Configure Impala Daemon to spill to Ozone
You can use Ozone as a scratch space for writing intermediate files during large sorts, joins, aggregations, or analytic function operations.
Before you begin
- Identify the Ozone scratch directory where you want your new Impala to write the temporary data.
- Identify the IP address, host name, or service identifier of Ozone.
- Identify the port number of the Ozone Manager (if not-default).
Configuring the Start-up Option in Impala daemon
You can use the Impalad start option scratch_dirs
to specify the locations of the
intermediate files.
--scratch_dirs="ofs://authority/path(:max_bytes), local_buffer_dir (,local_dir…)"
- Where
ofs://authority/path
is the remote directory. authority
may includeip_address
orhostname
andport
, orservice_id
.max_bytes
is optional.
Using the above format:
- You can specify only one remote directory. When you configure a remote directory, you must specify a local buffer directory as the buffer. However you can use multiple local directories with the remote directory. If you specify multiple local directories, the first local directory would be used as the local buffer directory.
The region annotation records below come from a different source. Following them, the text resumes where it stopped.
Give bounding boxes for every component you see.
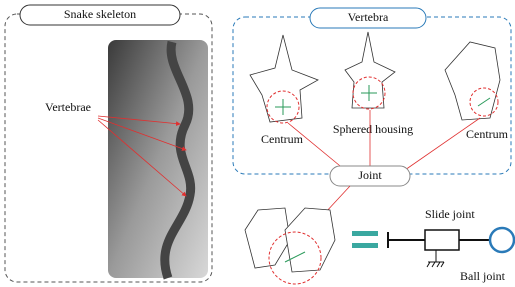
- vertebra-sketch: [285, 208, 335, 272]
- sphered-housing-label: Sphered housing: [333, 122, 413, 136]
- ball-joint: [490, 228, 514, 252]
- slide-joint-box: [425, 230, 459, 250]
- figure: Snake skeleton Vertebrae Vertebra Centru…: [0, 0, 515, 287]
- ground-hatch: [427, 262, 444, 267]
- equals-bar: [352, 243, 378, 248]
- vertebra-title: Vertebra: [348, 10, 389, 24]
- vertebra-sketch: [445, 42, 500, 120]
- centrum-label: Centrum: [261, 132, 304, 146]
- vertebra-sketch: [345, 32, 395, 108]
- skeleton-title: Snake skeleton: [64, 7, 136, 21]
- equals-bar: [352, 231, 378, 236]
- arrow: [405, 118, 480, 170]
- ball-joint-label: Ball joint: [460, 269, 506, 283]
- vertebra-sketch: [250, 35, 318, 122]
- vertebra-sketch: [245, 208, 290, 268]
- centrum-label: Centrum: [466, 127, 509, 141]
- slide-joint-label: Slide joint: [425, 207, 475, 221]
- joint-title: Joint: [358, 168, 382, 182]
- xray-image: [108, 40, 208, 278]
- vertebrae-label: Vertebrae: [45, 100, 91, 114]
- page: Snake skeleton Vertebrae Vertebra Centru…: [0, 0, 515, 287]
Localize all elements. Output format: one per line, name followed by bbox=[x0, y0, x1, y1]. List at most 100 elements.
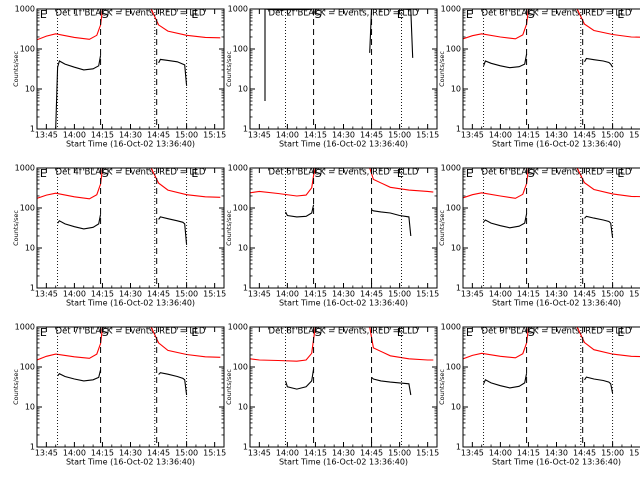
x-tick-label: 13:45 bbox=[248, 449, 271, 458]
marker-label: S bbox=[102, 326, 109, 339]
x-axis-label: Start Time (16-Oct-02 13:36:40) bbox=[492, 140, 621, 149]
y-axis-label: Counts/sec bbox=[438, 369, 446, 405]
plot-frame bbox=[462, 167, 640, 289]
marker-label: E bbox=[617, 326, 624, 339]
y-tick-label: 1000 bbox=[441, 323, 461, 332]
marker-label: S bbox=[528, 8, 535, 21]
y-tick-label: 10 bbox=[238, 244, 248, 253]
plot-frame bbox=[36, 167, 225, 289]
x-tick-label: 15:15 bbox=[416, 131, 439, 140]
lld-series-line bbox=[463, 327, 640, 360]
x-tick-label: 14:30 bbox=[332, 449, 355, 458]
x-tick-label: 15:15 bbox=[629, 449, 640, 458]
events-series-line bbox=[264, 9, 313, 101]
y-tick-label: 1000 bbox=[228, 164, 248, 173]
marker-label: E bbox=[466, 167, 473, 180]
events-series-line bbox=[158, 58, 188, 86]
x-axis-label: Start Time (16-Oct-02 13:36:40) bbox=[279, 458, 408, 467]
series-group bbox=[37, 327, 221, 396]
x-tick-label: 14:00 bbox=[63, 131, 86, 140]
x-tick-label: 15:00 bbox=[388, 131, 411, 140]
events-series-line bbox=[584, 215, 614, 238]
y-tick-label: 100 bbox=[233, 45, 248, 54]
marker-label: E bbox=[397, 8, 404, 21]
marker-label: E bbox=[40, 8, 47, 21]
y-tick-label: 1 bbox=[30, 125, 35, 134]
marker-label: E bbox=[191, 167, 198, 180]
y-tick-label: 10 bbox=[25, 85, 35, 94]
y-tick-label: 1000 bbox=[441, 5, 461, 14]
marker-label: E bbox=[191, 8, 198, 21]
x-tick-label: 14:30 bbox=[119, 131, 142, 140]
marker-label: E bbox=[191, 326, 198, 339]
y-tick-label: 1000 bbox=[228, 323, 248, 332]
x-tick-label: 13:45 bbox=[461, 131, 484, 140]
x-tick-label: 14:15 bbox=[91, 290, 114, 299]
x-tick-label: 15:15 bbox=[416, 449, 439, 458]
x-tick-label: 13:45 bbox=[461, 290, 484, 299]
x-tick-label: 14:00 bbox=[276, 290, 299, 299]
y-tick-label: 10 bbox=[451, 85, 461, 94]
events-series-line bbox=[483, 213, 528, 229]
x-tick-label: 14:45 bbox=[360, 131, 383, 140]
events-series-line bbox=[158, 372, 188, 396]
y-tick-label: 100 bbox=[233, 363, 248, 372]
marker-label: E bbox=[617, 8, 624, 21]
y-tick-label: 10 bbox=[25, 403, 35, 412]
x-axis-label: Start Time (16-Oct-02 13:36:40) bbox=[66, 299, 195, 308]
marker-label: S bbox=[102, 8, 109, 21]
marker-label: E bbox=[466, 8, 473, 21]
events-series-line bbox=[158, 216, 188, 245]
y-tick-label: 1000 bbox=[441, 164, 461, 173]
x-tick-label: 13:45 bbox=[248, 290, 271, 299]
x-tick-label: 14:15 bbox=[304, 290, 327, 299]
x-tick-label: 14:00 bbox=[489, 290, 512, 299]
x-tick-label: 14:45 bbox=[147, 290, 170, 299]
x-tick-label: 15:00 bbox=[175, 290, 198, 299]
series-group bbox=[37, 9, 221, 129]
x-tick-label: 14:15 bbox=[91, 131, 114, 140]
marker-label: S bbox=[315, 326, 322, 339]
plot-frame bbox=[249, 167, 438, 289]
series-group bbox=[250, 168, 434, 237]
y-axis-label: Counts/sec bbox=[12, 369, 20, 405]
x-tick-label: 14:15 bbox=[517, 131, 540, 140]
lld-series-line bbox=[250, 327, 434, 362]
x-tick-label: 15:15 bbox=[203, 290, 226, 299]
x-axis-label: Start Time (16-Oct-02 13:36:40) bbox=[279, 299, 408, 308]
x-axis-label: Start Time (16-Oct-02 13:36:40) bbox=[66, 140, 195, 149]
series-group bbox=[463, 168, 640, 238]
y-tick-label: 1 bbox=[243, 284, 248, 293]
x-tick-label: 14:30 bbox=[332, 131, 355, 140]
marker-label: S bbox=[315, 167, 322, 180]
x-tick-label: 14:30 bbox=[332, 290, 355, 299]
events-series-line bbox=[371, 209, 412, 237]
events-series-line bbox=[371, 376, 412, 396]
y-tick-label: 1 bbox=[456, 125, 461, 134]
y-axis-label: Counts/sec bbox=[225, 210, 233, 246]
marker-label: E bbox=[466, 326, 473, 339]
x-tick-label: 14:45 bbox=[573, 131, 596, 140]
x-tick-label: 14:45 bbox=[360, 290, 383, 299]
x-axis-label: Start Time (16-Oct-02 13:36:40) bbox=[279, 140, 408, 149]
events-series-line bbox=[57, 214, 102, 230]
y-tick-label: 1 bbox=[243, 443, 248, 452]
events-series-line bbox=[483, 373, 528, 389]
plot-frame bbox=[36, 8, 225, 130]
marker-label: E bbox=[397, 167, 404, 180]
y-axis-label: Counts/sec bbox=[438, 210, 446, 246]
y-tick-label: 100 bbox=[446, 45, 461, 54]
x-tick-label: 15:00 bbox=[175, 449, 198, 458]
x-tick-label: 15:15 bbox=[203, 449, 226, 458]
x-tick-label: 13:45 bbox=[35, 449, 58, 458]
y-tick-label: 1 bbox=[243, 125, 248, 134]
y-tick-label: 100 bbox=[20, 204, 35, 213]
x-tick-label: 14:15 bbox=[304, 449, 327, 458]
x-tick-label: 15:00 bbox=[175, 131, 198, 140]
plot-frame bbox=[36, 326, 225, 448]
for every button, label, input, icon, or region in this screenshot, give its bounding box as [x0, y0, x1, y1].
- If you configure both remote and local directories, the remote directory is only used when the local directories are fully utilized.
- The size of a remote intermediate file could affect the query performance, and the
value can be set by
--remote_tmp_file_size=size
in the start-up option. The default size of a remote intermediate file is 16MB while the maximum is 512MB.
Examples
- An Ozone scratch dir with one local buffer dir, file size 64MB. The space of Ozone
scratch dir is limited to 300G.
--scratch_dirs=ofs://10.0.0.49:29000/tmp:300G,/local_buffer_dir --remote_tmp_file_size=64M
- An Ozone scratch dir with one local buffer dir limited to 512MB, and one local dir
limited to 10GB. The space of Ozone scratch dir is limited to 300G. The Ozone Manager
uses its default port (9862).
--scratch_dirs=ofs://ozonemgr/tmp:300G,/local_buffer_dir:512M,/local_dir:10G
- An Ozone scratch dir with one local buffer dir, and multiple prioritized local dirs. The
space of Ozone scratch dir is unlimited. The Ozone service identifier is
ozone1
.--scratch_dirs=ofs://ozone1/tmp,/local_buffer_dir,/local_dir_1:5G:1,/local_dir_2:5G:2
Even though max_bytes is optional, it is highly recommended to configure for spilling to Ozone because the Ozone cluster space is limited.